Key Concepts & Characteristics

✅ Advantages

  • Simple implementation: Easy to understand and code
  • Minimal swaps: At most n-1 swaps, good for expensive write operations
  • In-place sorting: Only requires O(1) extra memory
  • Consistent performance: Always O(n²) comparisons regardless of input
  • No additional data structures: Works directly on the input array

❌ Disadvantages

  • Poor time complexity: O(n²) in all cases
  • Not stable: Equal elements may change relative order
  • Not adaptive: Doesn't benefit from partially sorted data
  • Many comparisons: Always performs n(n-1)/2 comparisons
  • Poor cache performance: Non-sequential access patterns

⚖️ Write-Optimized Algorithm

Selection sort performs at most n-1 swaps, making it useful when write operations are expensive (e.g., writing to flash memory, moving large objects). While it makes many comparisons, it minimizes the number of actual data movements compared to other O(n²) algorithms.

Complexity Analysis

Best Case

O(n²)

Even with sorted input, algorithm still searches for minimum in each iteration.

Average Case

O(n²)

Random data still requires the same number of comparisons to find minimums.

Worst Case

O(n²)

Reverse sorted array requires maximum swaps but same number of comparisons.

Mathematical Analysis

Comparisons: (n-1) + (n-2) + ... + 1 = n(n-1)/2 = O(n²)
Swaps (Best): 0 swaps (already sorted)
Swaps (Average): ~n/2 swaps
Swaps (Worst): n-1 swaps (maximum possible)
Space Complexity: O(1) - Only uses constant extra space

Why Selection Sort is Unstable

Selection sort is unstable because it can change the relative order of equal elements:

Example: [4a, 2, 4b, 1] (where 4a and 4b are equal but distinguishable)
Step 1: Find min(4a,2,4b,1) = 1 → [1, 2, 4b, 4a] (swap 4a with 1)
Result: 4b now comes before 4a, violating stability

🔄 Making Selection Sort Stable

Selection sort can be made stable by shifting elements instead of swapping, but this increases the number of writes from O(n) to O(n²), eliminating its main advantage. The stable version would shift all elements between the minimum and current position.
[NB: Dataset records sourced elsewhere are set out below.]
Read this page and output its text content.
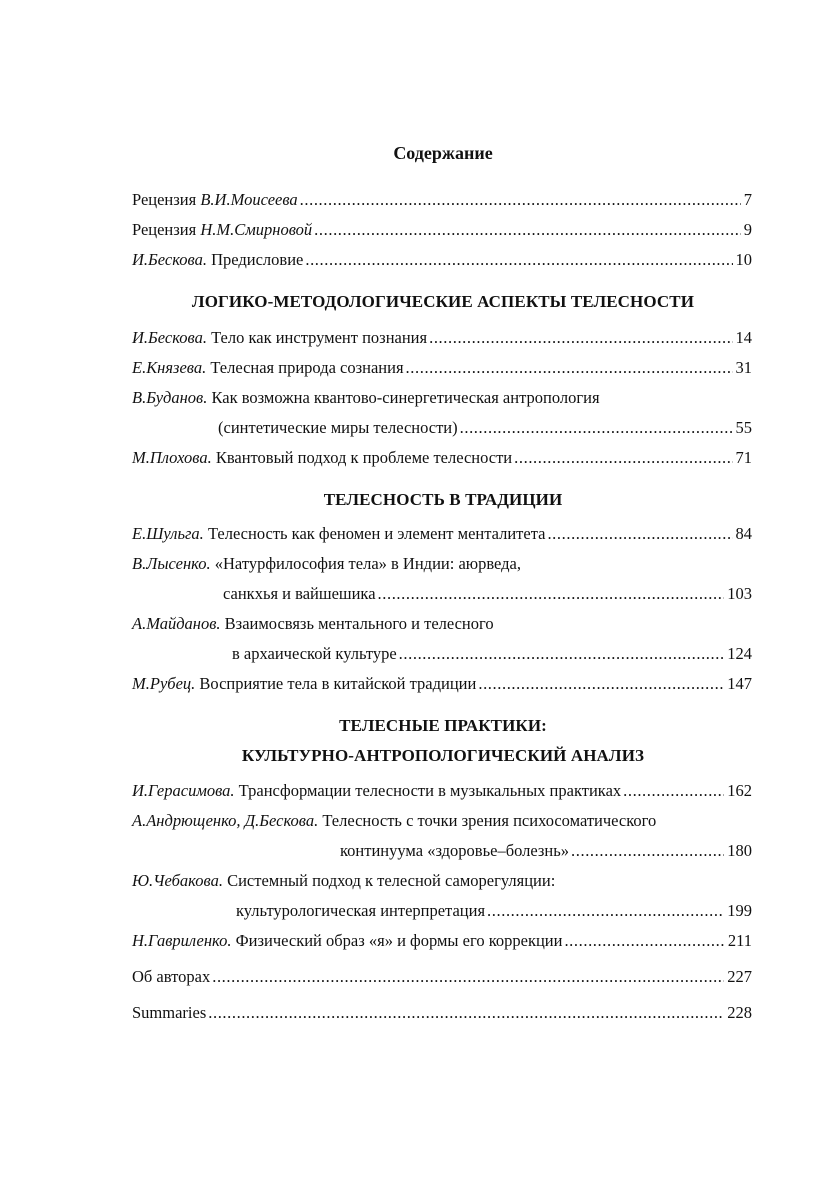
Содержание
Рецензия В.И.Моисеева .....	7
Рецензия Н.М.Смирновой .....	9
И.Бескова. Предисловие .....	10
ЛОГИКО-МЕТОДОЛОГИЧЕСКИЕ АСПЕКТЫ ТЕЛЕСНОСТИ
И.Бескова. Тело как инструмент познания .....	14
Е.Князева. Телесная природа сознания .....	31
В.Буданов. Как возможна квантово-синергетическая антропология
(синтетические миры телесности) .....	55
М.Плохова. Квантовый подход к проблеме телесности .....	71
ТЕЛЕСНОСТЬ В ТРАДИЦИИ
Е.Шульга. Телесность как феномен и элемент менталитета .....	84
В.Лысенко. «Натурфилософия тела» в Индии: аюрведа,
санкхья и вайшешика .....	103
А.Майданов. Взаимосвязь ментального и телесного
в архаической культуре .....	124
М.Рубец. Восприятие тела в китайской традиции .....	147
ТЕЛЕСНЫЕ ПРАКТИКИ:
КУЛЬТУРНО-АНТРОПОЛОГИЧЕСКИЙ АНАЛИЗ
И.Герасимова. Трансформации телесности в музыкальных практиках .....	162
А.Андрющенко, Д.Бескова. Телесность с точки зрения психосоматического
континуума «здоровье–болезнь» .....	180
Ю.Чебакова. Системный подход к телесной саморегуляции:
культурологическая интерпретация .....	199
Н.Гавриленко. Физический образ «я» и формы его коррекции .....	211
Об авторах .....	227
Summaries .....	228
When to Use Selection Sort

✅ Good for:

  • Small datasets: Simple implementation for arrays < 20 elements
  • Expensive writes: When swapping/moving data is costly
  • Memory constraints: Minimal memory overhead required
  • Educational purposes: Teaching sorting algorithm concepts
  • Embedded systems: Simple, predictable behavior
  • Finding k smallest: Can stop after k iterations

❌ Avoid for:

  • Large datasets: O(n²) becomes prohibitively slow
  • Stability required: Use stable sorting algorithms
  • Performance-critical applications: Much better alternatives exist
  • Nearly sorted data: Doesn't take advantage of existing order
  • Real-time systems: Predictable but slow performance

🎯 Specialized Use Case

Selection sort is particularly useful for finding the k smallest elementswithout fully sorting the array. You can stop after k iterations, giving you the k smallest elements in sorted order at the beginning of the array in O(k×n) time.

Selection Sort vs Other O(n²) Algorithms

AlgorithmComparisonsSwapsStableAdaptive
Selection SortO(n²) alwaysO(n) max
Bubble SortO(n) to O(n²)O(n²) max
Insertion SortO(n) to O(n²)O(n²) max

Selection sort's main advantage is its minimal number of swaps, making it suitable when write operations are more expensive than read operations.